Distributions in R
Introduction
This post contains some of my notes on the Bernoulli, geometric, Poisson, and exponential
distributions. I describe these distributions using R
’s functions and graphics. I
continue to work on this post to improve my understanding and gain a deeper insight into
probability distributions, particularly through the use of worked examples in R
.
Bernoulli distribution
Consider a simple experiment, which results in either a “success” or “failure”.
Let $X =1$ be the event that the experiment results in a “success” and let $X = 0$ be the event that it results in a “failure”.
We define $X$ as a discrete random variable having a Bernoulli distribution with parameter $p$, where $p$ is a probability ($0 \leq p \leq 1$). Formally, we denote $X \sim \text{Bern}(p)$, if $X$ has the probability mass function (pmf):
$$ \begin{aligned} P(X=1) &= p \ P(X=0) &= 1-p. \end{aligned} $$
- A popular example of a Bernoulli distribution is a coin flip. We let $X=1$ be a “heads” up result and $X=0$ be a “tails” up result and assume the coin is fair ($p=0.5$).

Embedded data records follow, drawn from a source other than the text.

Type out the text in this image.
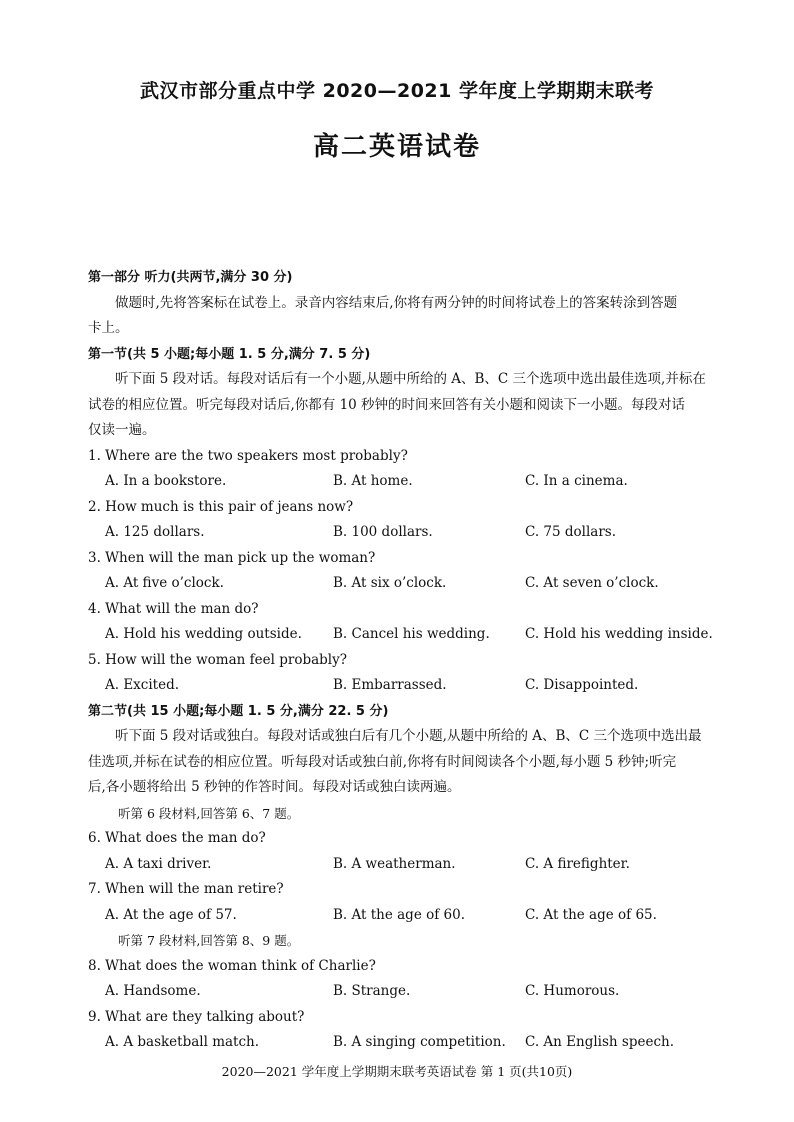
武汉市部分重点中学 2020—2021 学年度上学期期末联考
高二英语试卷
第一部分 听力(共两节,满分 30 分)
做题时,先将答案标在试卷上。录音内容结束后,你将有两分钟的时间将试卷上的答案转涂到答题
卡上。
第一节(共 5 小题;每小题 1. 5 分,满分 7. 5 分)
听下面 5 段对话。每段对话后有一个小题,从题中所给的 A、B、C 三个选项中选出最佳选项,并标在
试卷的相应位置。听完每段对话后,你都有 10 秒钟的时间来回答有关小题和阅读下一小题。每段对话
仅读一遍。
1. Where are the two speakers most probably?
A. In a bookstore.	B. At home.	C. In a cinema.
2. How much is this pair of jeans now?
A. 125 dollars.	B. 100 dollars.	C. 75 dollars.
3. When will the man pick up the woman?
A. At five o’clock.	B. At six o’clock.	C. At seven o’clock.
4. What will the man do?
A. Hold his wedding outside. B. Cancel his wedding.	C. Hold his wedding inside.
5. How will the woman feel probably?
A. Excited.	B. Embarrassed.	C. Disappointed.
第二节(共 15 小题;每小题 1. 5 分,满分 22. 5 分)
听下面 5 段对话或独白。每段对话或独白后有几个小题,从题中所给的 A、B、C 三个选项中选出最
佳选项,并标在试卷的相应位置。听每段对话或独白前,你将有时间阅读各个小题,每小题 5 秒钟;听完
后,各小题将给出 5 秒钟的作答时间。每段对话或独白读两遍。
听第 6 段材料,回答第 6、7 题。
6. What does the man do?
A. A taxi driver.	B. A weatherman.	C. A firefighter.
7. When will the man retire?
A. At the age of 57.	B. At the age of 60.	C. At the age of 65.
听第 7 段材料,回答第 8、9 题。
8. What does the woman think of Charlie?
A. Handsome.	B. Strange.	C. Humorous.
9. What are they talking about?
A. A basketball match.	B. A singing competition. C. An English speech.
2020—2021 学年度上学期期末联考英语试卷 第 1 页(共10页)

- We can simulate a coin flip in
R
using the functionrbinom(n, size, prob)
, wheren
is the number of observations,size
is the number of trials, andprob
is the probability of success ($p$). The example produces the realization $x=0$, a “tails” result.
set.seed(1200)
rbinom(n=1, size=1, p=0.5)
[1] 0
Binomial distribution
The Bernoulli distribution is not that useful because it models only a single event, for example, one coin flip. When we put many Bernoulli trials together, we get a binomial experiment.
A binomial experiment consists of $n$ independent Bernoulli trials, where each trial result is a “success” or “failure”. The probability of “success” of each trial is $p$ and $1-p$ for “failure”. The trials are considered to be independent from one another, meaning that the results of any subset of trials do not affect the uncertainty of subsequent trials.

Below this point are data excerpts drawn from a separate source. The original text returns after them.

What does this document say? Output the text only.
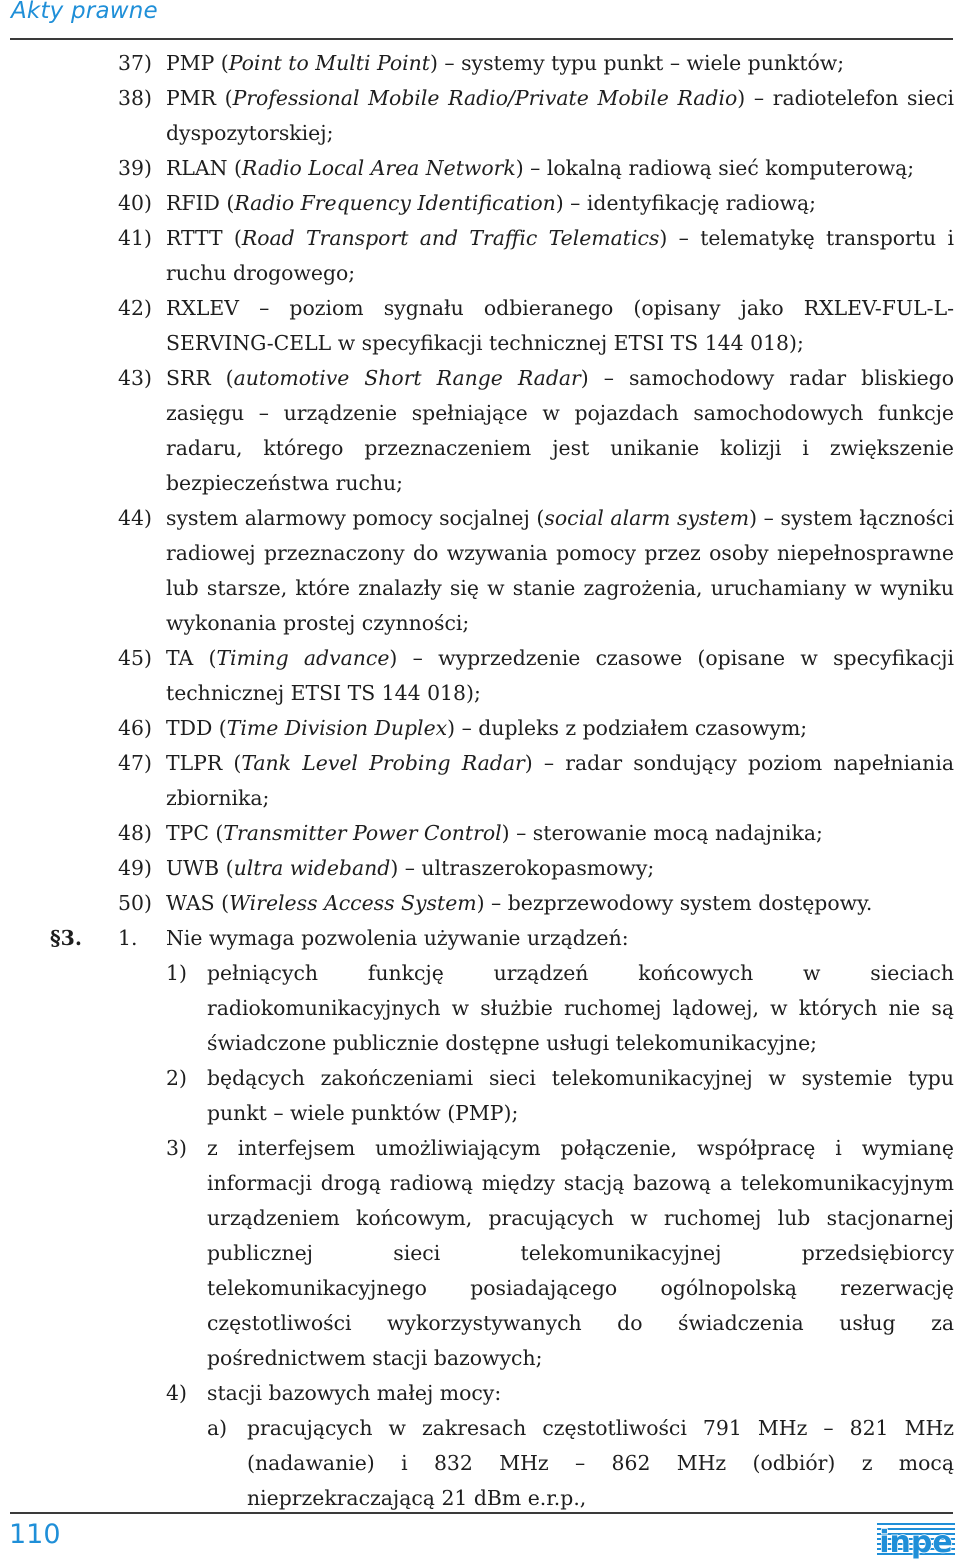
Akty prawne
37) PMP (Point to Multi Point) – systemy typu punkt – wiele punktów;
38) PMR (Professional Mobile Radio/Private Mobile Radio) – radiotelefon sieci dyspozytorskiej;
39) RLAN (Radio Local Area Network) – lokalną radiową sieć komputerową;
40) RFID (Radio Frequency Identification) – identyfikację radiową;
41) RTTT (Road Transport and Traffic Telematics) – telematykę transportu i ruchu drogowego;
42) RXLEV – poziom sygnału odbieranego (opisany jako RXLEV-FUL-L-SERVING-CELL w specyfikacji technicznej ETSI TS 144 018);
43) SRR (automotive Short Range Radar) – samochodowy radar bliskiego zasięgu – urządzenie spełniające w pojazdach samochodowych funkcje radaru, którego przeznaczeniem jest unikanie kolizji i zwiększenie bezpieczeństwa ruchu;
44) system alarmowy pomocy socjalnej (social alarm system) – system łączności radiowej przeznaczony do wzywania pomocy przez osoby niepełnosprawne lub starsze, które znalazły się w stanie zagrożenia, uruchamiany w wyniku wykonania prostej czynności;
45) TA (Timing advance) – wyprzedzenie czasowe (opisane w specyfikacji technicznej ETSI TS 144 018);
46) TDD (Time Division Duplex) – dupleks z podziałem czasowym;
47) TLPR (Tank Level Probing Radar) – radar sondujący poziom napełniania zbiornika;
48) TPC (Transmitter Power Control) – sterowanie mocą nadajnika;
49) UWB (ultra wideband) – ultraszerokopasmowy;
50) WAS (Wireless Access System) – bezprzewodowy system dostępowy.
§3. 1. Nie wymaga pozwolenia używanie urządzeń:
1) pełniących funkcję urządzeń końcowych w sieciach radiokomunikacyjnych w służbie ruchomej lądowej, w których nie są świadczone publicznie dostępne usługi telekomunikacyjne;
2) będących zakończeniami sieci telekomunikacyjnej w systemie typu punkt – wiele punktów (PMP);
3) z interfejsem umożliwiającym połączenie, współpracę i wymianę informacji drogą radiową między stacją bazową a telekomunikacyjnym urządzeniem końcowym, pracujących w ruchomej lub stacjonarnej publicznej sieci telekomunikacyjnej przedsiębiorcy telekomunikacyjnego posiadającego ogólnopolską rezerwację częstotliwości wykorzystywanych do świadczenia usług za pośrednictwem stacji bazowych;
4) stacji bazowych małej mocy:
a) pracujących w zakresach częstotliwości 791 MHz – 821 MHz (nadawanie) i 832 MHz – 862 MHz (odbiór) z mocą nieprzekraczającą 21 dBm e.r.p.,
110	inpe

A random variable $Y$ has a binomial distribution with parameter $p$ based on $n$ trials, and is denoted as $Y\sim \text{Binom}(n, p)$. Let $Y$ count the number of successes in $n$ independent trials, each with probability $p$ of success, where ($0 \leq p \leq 1$).
Then, $Y=X_1+X_2+…+X_n$ where $X_1,\dots,X_n$ are $n$ independent random variables all with a Bern($p$) distribution. The pmf of the Bionomial distribution is:
$$ Pr(Y=y) = \binom{n}{y} p^y (1-p)^{n-y} \text{ for } y=0,\dots,n $$
- We can generate a realization of $Y \sim \text{Bin}(n, p)$ using the
rbinom
function. Contining with the coin example, we flip a coinn=10
times and count the number of results that are “tails”.

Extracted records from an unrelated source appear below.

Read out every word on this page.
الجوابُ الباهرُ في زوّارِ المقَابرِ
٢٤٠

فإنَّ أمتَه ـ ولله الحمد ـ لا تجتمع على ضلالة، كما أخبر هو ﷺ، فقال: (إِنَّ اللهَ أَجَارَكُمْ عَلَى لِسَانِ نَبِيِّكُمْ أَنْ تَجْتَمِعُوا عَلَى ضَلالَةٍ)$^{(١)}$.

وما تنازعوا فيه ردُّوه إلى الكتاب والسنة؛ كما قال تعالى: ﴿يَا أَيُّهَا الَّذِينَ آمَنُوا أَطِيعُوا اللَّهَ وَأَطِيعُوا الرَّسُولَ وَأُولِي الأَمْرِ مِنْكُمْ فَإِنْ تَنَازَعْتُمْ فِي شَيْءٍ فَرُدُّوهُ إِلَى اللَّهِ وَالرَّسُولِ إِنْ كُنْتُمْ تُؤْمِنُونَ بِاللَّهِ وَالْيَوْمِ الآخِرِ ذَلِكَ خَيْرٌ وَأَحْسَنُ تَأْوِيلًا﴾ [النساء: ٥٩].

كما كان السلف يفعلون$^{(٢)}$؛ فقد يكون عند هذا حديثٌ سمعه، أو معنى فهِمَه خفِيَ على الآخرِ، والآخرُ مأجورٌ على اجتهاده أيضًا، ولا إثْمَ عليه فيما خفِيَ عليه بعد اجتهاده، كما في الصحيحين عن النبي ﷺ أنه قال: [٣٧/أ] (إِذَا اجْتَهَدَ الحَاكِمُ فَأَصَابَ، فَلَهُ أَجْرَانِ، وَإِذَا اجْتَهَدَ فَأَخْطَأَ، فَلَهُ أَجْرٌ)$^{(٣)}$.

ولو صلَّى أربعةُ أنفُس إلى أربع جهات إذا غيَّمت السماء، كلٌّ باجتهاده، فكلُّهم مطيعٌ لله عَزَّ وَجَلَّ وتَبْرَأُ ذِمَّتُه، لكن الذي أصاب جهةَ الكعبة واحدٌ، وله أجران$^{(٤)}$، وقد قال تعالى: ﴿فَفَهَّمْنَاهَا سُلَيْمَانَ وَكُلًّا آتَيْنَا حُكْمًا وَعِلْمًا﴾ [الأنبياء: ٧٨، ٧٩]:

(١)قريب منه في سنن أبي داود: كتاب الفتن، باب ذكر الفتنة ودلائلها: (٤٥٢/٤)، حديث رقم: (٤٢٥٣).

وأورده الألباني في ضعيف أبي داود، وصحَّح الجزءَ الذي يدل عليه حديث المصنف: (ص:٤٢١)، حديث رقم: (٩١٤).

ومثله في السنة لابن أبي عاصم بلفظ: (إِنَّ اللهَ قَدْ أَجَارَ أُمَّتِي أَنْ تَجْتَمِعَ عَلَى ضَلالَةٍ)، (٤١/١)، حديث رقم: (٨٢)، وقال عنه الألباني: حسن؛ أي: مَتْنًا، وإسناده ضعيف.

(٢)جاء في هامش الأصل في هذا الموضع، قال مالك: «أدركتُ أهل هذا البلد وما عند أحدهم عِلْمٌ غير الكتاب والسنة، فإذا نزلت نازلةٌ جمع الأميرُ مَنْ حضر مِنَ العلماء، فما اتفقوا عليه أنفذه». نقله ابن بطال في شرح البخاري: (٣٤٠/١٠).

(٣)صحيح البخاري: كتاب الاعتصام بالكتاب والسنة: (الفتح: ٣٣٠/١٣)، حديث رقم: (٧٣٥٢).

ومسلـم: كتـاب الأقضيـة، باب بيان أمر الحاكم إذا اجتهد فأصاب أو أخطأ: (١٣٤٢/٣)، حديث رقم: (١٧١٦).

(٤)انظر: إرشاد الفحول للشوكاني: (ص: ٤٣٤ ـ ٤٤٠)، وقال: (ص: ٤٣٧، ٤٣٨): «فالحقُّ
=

x = rbinom(n=10, size=1, prob=0.5)
x
[1] 0 0 1 0 1 1 1 1 1 1
sum(x)
[1] 7
- The binomial distribution can be used to answer questions such as: what is the
probability that we observe 3 “heads” in 10 coin flips? We could
compute this probability using the function
dbinom(x, size, prob)
, wherex
is the number of successes andsize
is the number of trials. The probaility of seeing 3 “heads” in 10 coin flips, expressed as $P(X=3)$, is:
dbinom(x=3, size=10, prob=0.5)
[1] 0.1171875
- We can plot a binomial distribution for different values of $(n,p)$ using the
dbinom
function.
plot(0:20, dbinom(0:20, 20, p=0.5), type = "o",
col = "indianred1", xlab = "x (number of successes)", xlim=c(0, 40),
ylab = "Probability")
lines(0:40, dbinom(0:40, 40, p=0.4), type="o", col="skyblue3")
lines(0:20, dbinom(0:20, 20, p=0.6), type="o", col="darkseagreen3")
legend("topright", legend=c("n=20, p=0.5", "n=40, p=0.4", "n=20, p=0.6"),
bty="n", lty=1, col=c("indianred1", "skyblue3", "darkseagreen3"))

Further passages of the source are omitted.